Dès les années 1860 sont fondés en Europe des studios commerciaux qui se spécialisent dans des prises de vue des monuments nationaux, pour s’adresser à une clientèle touristique alors naissante. L’activité d’échanges et de collaboration entre ces différents acteurs leur permet de proposer un catalogue de vues des monuments européens, puis mondiaux. En effet, cette invention européenne se diffuse en accompagnant bientôt le développement du tourisme, et la colonisation : l’East India Company soutient par exemple des campagnes photographiques, souvent entreprises par des militaires anglais, qui documentent les monuments et veulent démontrer les « bienfaits » de la présence britannique en Inde. À la fin du xixe siècle, les éditeurs de cartes postales permettent une couverture plus détaillée et plus fréquente, s’ouvrant notamment à l’architecture vernaculaire.
Les différentes puissances publiques européennes comprennent vite l’intérêt de ce médium, et la photographie accompagne la prise de conscience patrimoniale ainsi que la transformation des paysages urbains. En 1851, la Mission héliographique, première commande publique d’importance, voit ainsi cinq photographes parcourir le territoire français à la demande de l’administration des Monuments historiques – créée presque en même temps que la photographie – pour informer des décisions de restauration prises à Paris. En temps de guerre, les photographies, parfois commanditées par les États, servent à la propagande, au calcul des dommages et intérêts ou aux reconstructions : l’Allemagne nazie avait organisé des campagnes en ce sens entre 1942 et 1944. En dehors de ces périodes, le xxe siècle voit se raréfier les commandes publiques à visée encyclopédiques, remplacées par des initiatives ponctuelles.
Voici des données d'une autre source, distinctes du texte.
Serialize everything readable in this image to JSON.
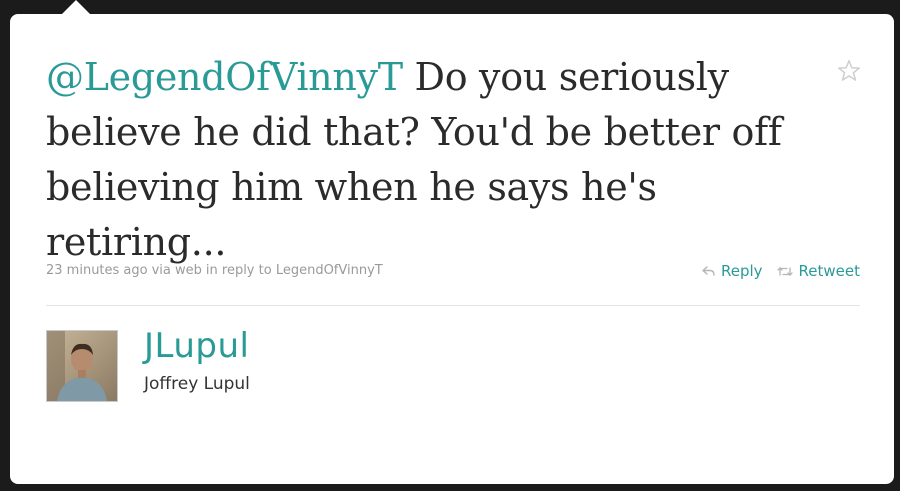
{
  "tweet": {
    "mention": "@LegendOfVinnyT",
    "text": " Do you seriously believe he did that? You'd be better off believing him when he says he's retiring...",
    "timestamp": "23 minutes ago",
    "via_label": "via web",
    "in_reply_to_label": "in reply to LegendOfVinnyT"
  },
  "actions": {
    "reply_label": "Reply",
    "retweet_label": "Retweet"
  },
  "author": {
    "username": "JLupul",
    "full_name": "Joffrey Lupul"
  },
  "icons": {
    "favorite": "star-icon",
    "reply": "reply-arrow-icon",
    "retweet": "retweet-icon"
  },
  "colors": {
    "accent": "#2a9a97",
    "text": "#2b2b2b",
    "meta": "#9a9a9a",
    "background": "#1b1b1b",
    "card": "#ffffff"
  }
}
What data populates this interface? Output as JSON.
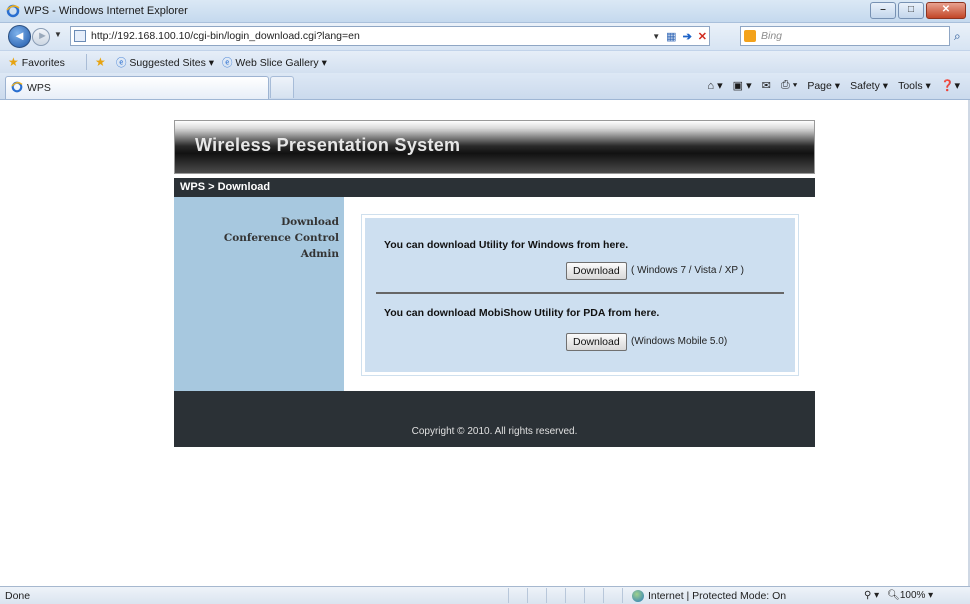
{
  "window": {
    "title": "WPS - Windows Internet Explorer",
    "minimize": "–",
    "maximize": "□",
    "close": "✕"
  },
  "address": {
    "url": "http://192.168.100.10/cgi-bin/login_download.cgi?lang=en"
  },
  "search": {
    "placeholder": "Bing"
  },
  "favorites_bar": {
    "favorites_label": "Favorites",
    "suggested_sites": "Suggested Sites ▾",
    "web_slice_gallery": "Web Slice Gallery ▾"
  },
  "tab": {
    "label": "WPS"
  },
  "command_bar": {
    "page": "Page",
    "safety": "Safety",
    "tools": "Tools"
  },
  "web": {
    "banner_title": "Wireless Presentation System",
    "breadcrumb": "WPS > Download",
    "sidebar": [
      {
        "label": "Download"
      },
      {
        "label": "Conference Control"
      },
      {
        "label": "Admin"
      }
    ],
    "windows_section": {
      "text": "You can download Utility for Windows from here.",
      "button": "Download",
      "note": "( Windows 7 / Vista / XP )"
    },
    "pda_section": {
      "text": "You can download MobiShow Utility for PDA from here.",
      "button": "Download",
      "note": "(Windows Mobile 5.0)"
    },
    "footer": "Copyright © 2010. All rights reserved."
  },
  "status": {
    "text": "Done",
    "zone": "Internet | Protected Mode: On",
    "zoom": "100%"
  },
  "colors": {
    "sidebar": "#a7c8df",
    "panel": "#cddff0",
    "dark_bar": "#2b3136"
  }
}
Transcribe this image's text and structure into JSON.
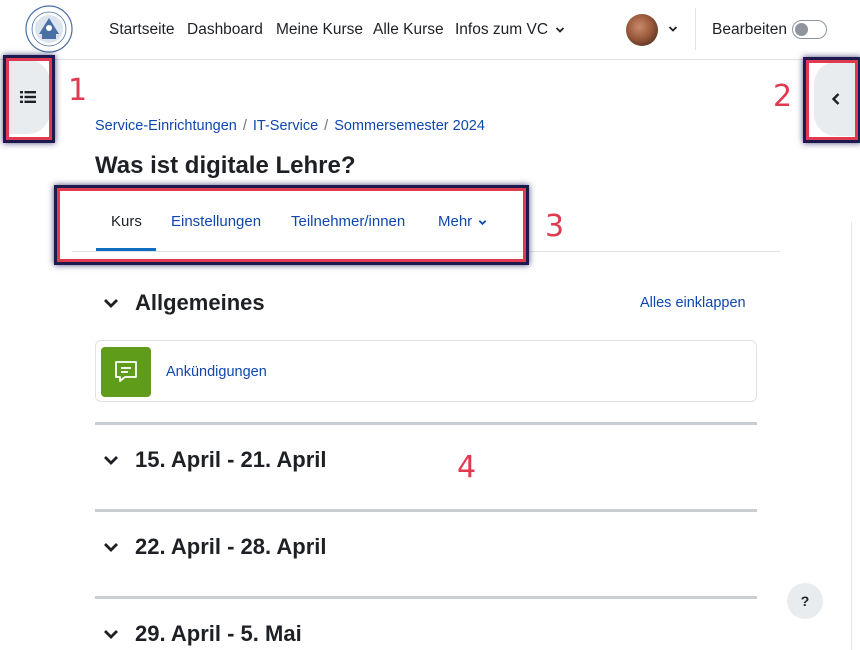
{
  "navbar": {
    "items": [
      "Startseite",
      "Dashboard",
      "Meine Kurse",
      "Alle Kurse",
      "Infos zum VC"
    ],
    "edit_mode_label": "Bearbeiten",
    "edit_mode_on": false
  },
  "breadcrumb": [
    "Service-Einrichtungen",
    "IT-Service",
    "Sommersemester 2024"
  ],
  "page_title": "Was ist digitale Lehre?",
  "secondary_nav": {
    "tabs": [
      "Kurs",
      "Einstellungen",
      "Teilnehmer/innen",
      "Mehr"
    ],
    "active": "Kurs"
  },
  "course": {
    "collapse_all": "Alles einklappen",
    "sections": [
      {
        "title": "Allgemeines",
        "activities": [
          {
            "name": "Ankündigungen",
            "icon": "forum-icon"
          }
        ]
      },
      {
        "title": "15. April - 21. April"
      },
      {
        "title": "22. April - 28. April"
      },
      {
        "title": "29. April - 5. Mai"
      }
    ]
  },
  "help_label": "?",
  "annotations": [
    "1",
    "2",
    "3",
    "4"
  ],
  "colors": {
    "link": "#0f47ad",
    "highlight": "#e03a50",
    "activity_icon_bg": "#5e9c1a"
  }
}
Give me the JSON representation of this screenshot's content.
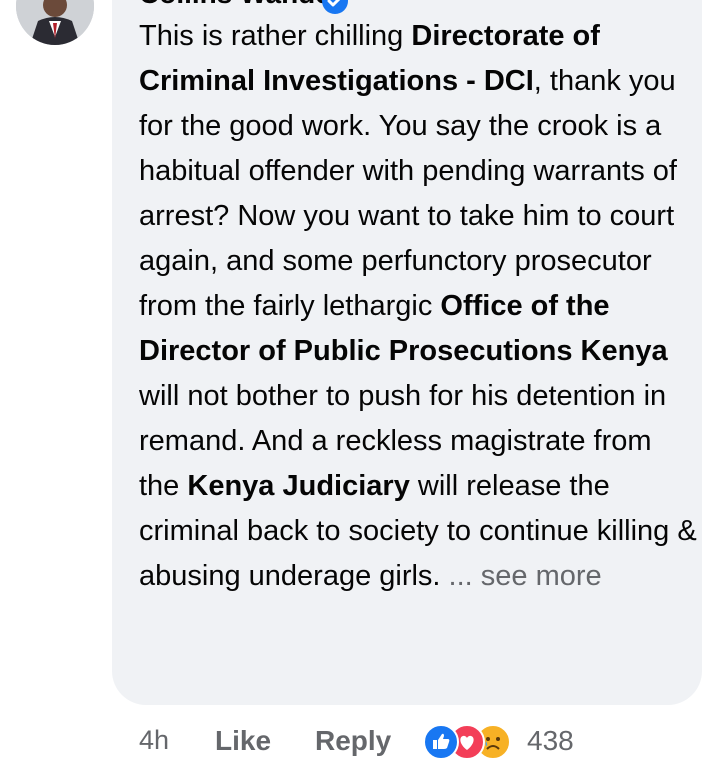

Centres d’archives, musées et bibliothèques collectent aujourd’hui encore cette immense documentation, mise à disposition du public comme des professionnels.
Un outil progressivement irremplaçable
La photographie d’architecture a en effet joué un rôle croissant dans le travail des architectes, ingénieurs, critiques et historiens de la discipline. Plus rapide et plus exacte que le dessin, l’utilité de ce « garde-note » (Charles Baudelaire) est d’emblée soulignée par l’architecte Eugène Viollet-le-Duc (1814-1879) dans les entreprises de restauration : de fait, après sa destruction en 1944, le pont de la Santa Trinita à Florence a pu être restauré pierre par pierre grâce à la documentation photographique. Plus largement, les photothèques constituées par les architectes du xixe siècle ont pu servir de carnets de modèles et d’outils de diffusion des architectures européennes, un phénomène notamment visible dans l’éclectisme historiciste, courant qui assemble sur un même bâtiment des éléments puisés dans différents styles. Ainsi, la pratique de l’architecte américain Henry Hobson Richardson (1838-1886) a été d’autant plus fidèle aux modèles européens après avoir constitué une photothèque de voyage en 1882.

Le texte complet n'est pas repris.